Double-Edged Intelligence

Imagine the wonders of ignorance: the wonders of simply not knowing enough to make you sad. Imagine rolling out of bed and thinking not of advanced placement classes or college exams, but of the color of your socks or which perfume you’ll wear. Imagine getting C’s and B’s and being happy. Imagine not being stressed over stuff because you don’t know about it.

Ignorance, my friends, is truly bliss. Science shows that, ironically, the IQ of a person and their risk for depression are directly proportional. In other words, the smarter a person is, the more at risk they are to be depressed.

Why, you ask? Isn’t intelligence the cornerstone of success? The crown jewel of achievement? Take it from me; it isn’t. Being smart means knowing things and knowing things means knowing what you don’t know, which puts things at a loss. You realize that there is an ocean of facts and theorems to memorize, of equations to solve and balance, of papers to write and poems to analyze (because what purpose does poetry serve if it is not being analyzed?), of dates to remember, and of general things to know. Intelligence is the battle between the left and right sides of the brain, the former wanting numbers and letters and order while the latter wants creativity and art and color.

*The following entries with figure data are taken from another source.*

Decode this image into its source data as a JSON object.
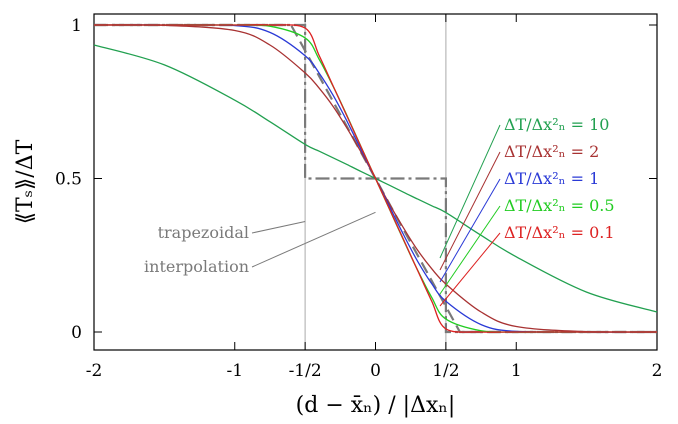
{
  "chart_data": {
    "type": "line",
    "xlabel": "(d − x̄ₙ) / |Δxₙ|",
    "ylabel": "⟪Tₛ⟫/ΔT",
    "xlim": [
      -2,
      2
    ],
    "ylim": [
      0,
      1
    ],
    "x_ticks": [
      {
        "value": -2,
        "label": "-2"
      },
      {
        "value": -1,
        "label": "-1"
      },
      {
        "value": -0.5,
        "label": "-1/2"
      },
      {
        "value": 0,
        "label": "0"
      },
      {
        "value": 0.5,
        "label": "1/2"
      },
      {
        "value": 1,
        "label": "1"
      },
      {
        "value": 2,
        "label": "2"
      }
    ],
    "y_ticks": [
      {
        "value": 0,
        "label": "0"
      },
      {
        "value": 0.5,
        "label": "0.5"
      },
      {
        "value": 1,
        "label": "1"
      }
    ],
    "vertical_guides": [
      -0.5,
      0.5
    ],
    "x": [
      -2,
      -1.5,
      -1,
      -0.75,
      -0.5,
      -0.4,
      -0.3,
      -0.2,
      -0.1,
      0,
      0.1,
      0.2,
      0.3,
      0.4,
      0.5,
      0.75,
      1,
      1.5,
      2
    ],
    "series": [
      {
        "name": "ΔT/Δx²ₙ = 10",
        "color": "#22a050",
        "values": [
          0.935,
          0.87,
          0.755,
          0.685,
          0.611,
          0.589,
          0.567,
          0.545,
          0.522,
          0.5,
          0.478,
          0.455,
          0.433,
          0.411,
          0.389,
          0.315,
          0.245,
          0.13,
          0.065
        ]
      },
      {
        "name": "ΔT/Δx²ₙ = 2",
        "color": "#a83232",
        "values": [
          1.0,
          0.999,
          0.982,
          0.935,
          0.844,
          0.794,
          0.734,
          0.662,
          0.584,
          0.5,
          0.416,
          0.338,
          0.266,
          0.206,
          0.156,
          0.065,
          0.018,
          0.001,
          0.0
        ]
      },
      {
        "name": "ΔT/Δx²ₙ = 1",
        "color": "#2a3ad6",
        "values": [
          1.0,
          1.0,
          0.998,
          0.976,
          0.9,
          0.843,
          0.77,
          0.684,
          0.592,
          0.5,
          0.408,
          0.316,
          0.23,
          0.157,
          0.1,
          0.024,
          0.002,
          0.0,
          0.0
        ]
      },
      {
        "name": "ΔT/Δx²ₙ = 0.5",
        "color": "#22cc22",
        "values": [
          1.0,
          1.0,
          1.0,
          0.996,
          0.958,
          0.888,
          0.799,
          0.702,
          0.601,
          0.5,
          0.399,
          0.298,
          0.201,
          0.112,
          0.042,
          0.004,
          0.0,
          0.0,
          0.0
        ]
      },
      {
        "name": "ΔT/Δx²ₙ = 0.1",
        "color": "#dd2222",
        "values": [
          1.0,
          1.0,
          1.0,
          1.0,
          0.99,
          0.9,
          0.8,
          0.7,
          0.6,
          0.5,
          0.4,
          0.3,
          0.2,
          0.1,
          0.01,
          0.0,
          0.0,
          0.0,
          0.0
        ]
      }
    ],
    "reference_lines": [
      {
        "name": "trapezoidal",
        "color": "#7a7a7a",
        "points": [
          [
            -2,
            1
          ],
          [
            -0.5,
            1
          ],
          [
            -0.5,
            0.5
          ],
          [
            0.5,
            0.5
          ],
          [
            0.5,
            0
          ],
          [
            2,
            0
          ]
        ]
      },
      {
        "name": "interpolation",
        "color": "#7a7a7a",
        "points": [
          [
            -2,
            1
          ],
          [
            -0.6,
            1
          ],
          [
            0.6,
            0
          ],
          [
            2,
            0
          ]
        ]
      }
    ],
    "annotations": [
      {
        "text": "trapezoidal",
        "target": [
          -0.5,
          0.36
        ]
      },
      {
        "text": "interpolation",
        "target": [
          0.0,
          0.39
        ]
      }
    ]
  }
}
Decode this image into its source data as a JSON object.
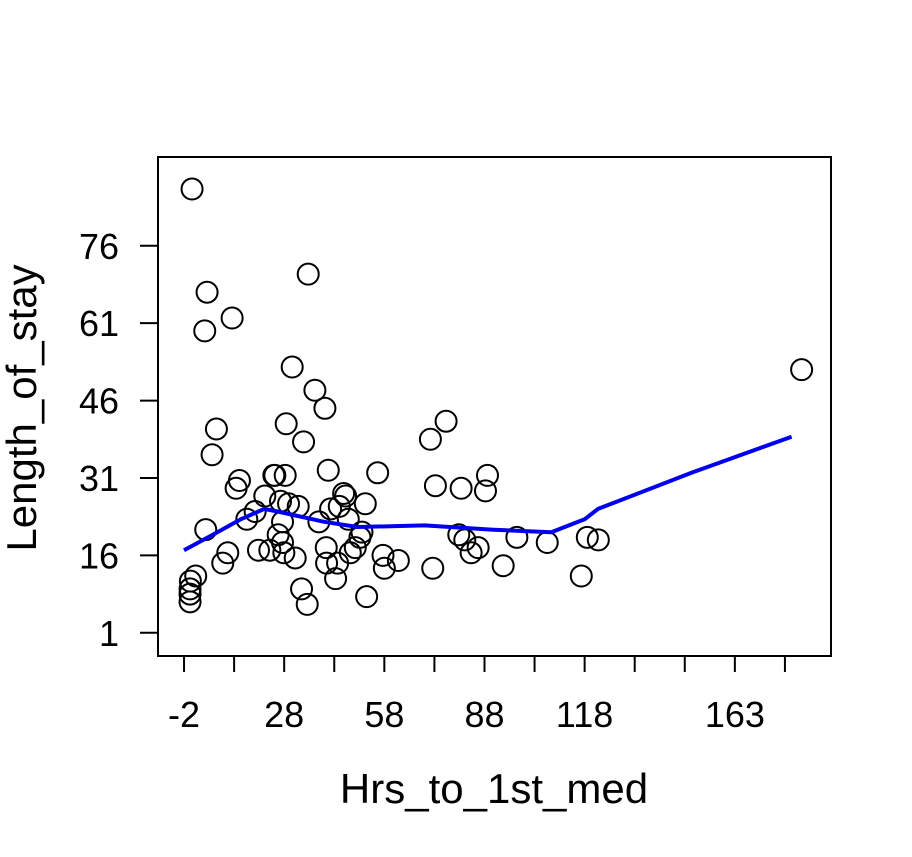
{
  "chart_data": {
    "type": "scatter",
    "title": "",
    "xlabel": "Hrs_to_1st_med",
    "ylabel": "Length_of_stay",
    "xlim": [
      -9.8,
      191.8
    ],
    "ylim": [
      -3.5,
      93.2
    ],
    "x_ticks": [
      -2,
      13,
      28,
      43,
      58,
      73,
      88,
      103,
      118,
      133,
      148,
      163,
      178
    ],
    "x_tick_labels": [
      "-2",
      "28",
      "58",
      "88",
      "118",
      "163"
    ],
    "x_tick_label_values": [
      -2,
      28,
      58,
      88,
      118,
      163
    ],
    "y_ticks": [
      1,
      16,
      31,
      46,
      61,
      76
    ],
    "y_tick_labels": [
      "1",
      "16",
      "31",
      "46",
      "61",
      "76"
    ],
    "grid": false,
    "colors": {
      "points": "#000000",
      "trend": "#0000ee",
      "frame": "#000000"
    },
    "series": [
      {
        "kind": "points",
        "x": [
          0.4,
          -0.2,
          -0.2,
          -0.2,
          -0.1,
          1.5,
          4.5,
          4.2,
          4.9,
          6.4,
          7.7,
          9.6,
          11.1,
          12.4,
          13.6,
          14.6,
          16.8,
          19.3,
          20.3,
          22.2,
          23.7,
          24.9,
          25.2,
          26.2,
          26.9,
          27.5,
          27.5,
          27.9,
          28.3,
          28.6,
          29.3,
          30.4,
          31.3,
          32.2,
          33.2,
          33.8,
          34.9,
          35.2,
          37.2,
          38.4,
          40.2,
          40.6,
          40.7,
          41.2,
          41.9,
          43.4,
          44.0,
          44.5,
          45.8,
          46.4,
          47.2,
          47.8,
          49.3,
          50.7,
          51.3,
          52.3,
          52.7,
          56.0,
          57.6,
          58.0,
          62.2,
          71.8,
          72.5,
          73.3,
          76.5,
          80.3,
          81.0,
          82.1,
          84.0,
          86.1,
          88.3,
          88.9,
          93.6,
          97.7,
          106.8,
          117.0,
          118.8,
          122.1,
          183.0
        ],
        "y": [
          87.0,
          8.5,
          7.0,
          9.5,
          11.0,
          12.0,
          21.0,
          59.5,
          67.0,
          35.5,
          40.5,
          14.5,
          16.5,
          62.0,
          29.0,
          30.5,
          23.0,
          24.5,
          17.0,
          27.5,
          17.0,
          31.5,
          31.5,
          20.0,
          26.5,
          18.5,
          22.5,
          16.5,
          31.5,
          41.5,
          26.0,
          52.5,
          15.5,
          25.5,
          9.5,
          38.0,
          6.5,
          70.5,
          48.0,
          22.5,
          44.5,
          17.5,
          14.5,
          32.5,
          25.0,
          11.5,
          14.5,
          25.5,
          28.0,
          27.5,
          23.0,
          16.5,
          17.5,
          19.5,
          20.5,
          26.0,
          8.0,
          32.0,
          16.0,
          13.5,
          15.0,
          38.5,
          13.5,
          29.5,
          42.0,
          20.0,
          29.0,
          19.0,
          16.5,
          17.5,
          28.5,
          31.5,
          14.0,
          19.5,
          18.5,
          12.0,
          19.5,
          19.0,
          52.0
        ]
      },
      {
        "kind": "trend",
        "x": [
          -2,
          8,
          15,
          22,
          26,
          40,
          50,
          70,
          90,
          108,
          118,
          122,
          150,
          180
        ],
        "y": [
          17.0,
          20.5,
          23.0,
          25.0,
          24.5,
          22.5,
          21.5,
          21.8,
          21.0,
          20.5,
          23.0,
          25.0,
          32.0,
          39.0
        ]
      }
    ]
  }
}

Unfortunately, the left side is usually the only thing schools care about and what society as a whole generally cares about. The little boy who wrote a cute novella has nothing on the girl who knows how to solve rational trinomial equations. Chances are, this girl will probably end up with depression later on in life merely because she is aware that there are so many more rational trinomial equations to solve, too many to count.

The left brain (that idolized blob of neurons that sits in your skull) has a horrible tendency to drain all passion and amusement from life. The color red? No, no, that isn’t red; that is merely a beam of electrons that are being energized a few energy levels higher than they should be. Architecture? Oh, you mean the careful, calculated planning of where each and every brick is laid. Marvelous! How did this become what we hold so highly in society? Does being the alpha species mean having to deal with all this boring stuff?

I am sitting here writing this, and my hair is falling out of my scalp and into the cracks in my keyboard. It is midnight; I still need to do my honors trigonometry homework, and I still need to update my lab report for advanced placement chemistry. When I say I am stressed out over these classes, the most common response (at least from adults) is “You knew what you were getting into when you signed up for these classes!” What if I never wanted to take any of them in the first place? Let’s be honest, who actually wakes up and thinks “Hey, I want to make my life ten times harder!” Nobody, that’s who. In all honesty, I am taking these courses just because colleges like them. I could care less about the Abbasid empire, or electrochemistry, or the author’s purpose of a haiku. I don’t care, but I need to care about it because it looks good to colleges.

Intelligence is the perfect definition of a double edged sword. Intelligence brings with it the promise of a good job, of success, of financial security, but also the risk of depression, of substance abuse, and of massive college debt. My message to you is to simply live. Live like that lab report isn’t due in the next five hours, live like you didn’t just fail your math test, live like you are “stupid,” because only the “stupid” people have any fun. I know for a fact that I would rather be blissfully ignorant than be painfully aware.